Importance of Benzene in Nature

Benzene is a colorless liquid that can catch fire easily. It is toxic in nature and has a sickly odor. Benzene dissolves in water and can easily mix with ether, chloroform, alcohol, carbon disulfide and tetrachloride, acetone, and oils. Benzene crops up in nature through emissions of volcanoes or forest fires.
  1. Sources

    • Since benzene is a natural component of crude oil, it is present in the emissions of gasoline through the exhausts of automobile vehicles. Benzene emissions occur in the vicinity of petroleum refining plants, exploration of natural gas, and through some other services connected with electrical energy. As much as 85 percent of benzene sources are from the petroleum industry while the remaining 15 percent are from motor vehicle and other emissions. Smoke from tobacco also contains benzene in small concentrations. It can also found when you burn agricultural waste, forest waste, and wildfires.

    Uses

    • Benzene is an important raw material in the manufacturing of therapeutic chemicals, dyes, shoes, explosives, detergents, linoleum, and artificial leather. It helps to dissolve fats, waxes, paints, resins, and inks to dry them fast. It is an important element in production of phenol, styrene, and rubber.

    Benzene in Nature

    • The atmosphere gets contaminated from the toxic property of benzene through smoke from tobacco, cooking, and heating systems, apart from automobile exhaust. Benzene is considered a health hazard to human beings. As many as 85 percent of the cases were found to be due to benzene-contaminated material that has been in one form or the other taken into the human system.

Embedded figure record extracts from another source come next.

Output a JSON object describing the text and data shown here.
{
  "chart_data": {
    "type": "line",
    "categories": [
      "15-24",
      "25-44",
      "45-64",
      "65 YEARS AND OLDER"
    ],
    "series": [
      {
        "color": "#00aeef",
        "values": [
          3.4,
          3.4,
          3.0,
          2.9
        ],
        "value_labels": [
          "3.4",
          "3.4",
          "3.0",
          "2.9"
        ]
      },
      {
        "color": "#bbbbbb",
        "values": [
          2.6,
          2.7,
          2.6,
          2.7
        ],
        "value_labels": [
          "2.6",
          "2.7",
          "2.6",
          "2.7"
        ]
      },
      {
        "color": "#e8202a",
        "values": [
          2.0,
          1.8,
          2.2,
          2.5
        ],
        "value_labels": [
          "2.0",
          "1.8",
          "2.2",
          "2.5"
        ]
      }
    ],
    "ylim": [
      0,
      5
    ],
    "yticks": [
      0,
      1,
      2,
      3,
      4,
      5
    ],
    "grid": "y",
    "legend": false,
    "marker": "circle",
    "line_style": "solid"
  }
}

    Effects of Benzene on Human Health

    • In humans benzene contamination occurs through inhaling the gas present in the air through emissions or through drinking water that has been polluted by benzene. Although cancer is the biggest risk, inhalation of benzene for a brief period of time can bring about depression of the nervous system. According to a report published by the Canadian Centre for Occupational Health and Safety on benzene, “Short-term exposure causes depression of the central nervous system (CNS), marked by drowsiness, dizziness, headache, nausea, loss of coordination, confusion, and unconsciousness”. Its vapors can irritate your eyes and respirator organs. If your work involves continuous inhalation of benzene, you might experience a reduction of platelets and leukocytes in your body, resulting in some conditions of anemia or even leukemia.

    Risks and Fallacies

    • Considering the health hazards, The National Toxicology Program (NTP) has concluded benzene as a group-I human carcinogen. States like California use the factor of inhalation potency to declare it as a carcinogen. But isolated reading on the importance of benzene in nature can give laymen a shock, since it is branded as a human carcinogen, but the fact is that if humans get exposed throughout their lives to 1 microgram per cubic meter of benzene, the risk is not more than twenty-nine in a million. Thus, its potency to kill should be properly understood.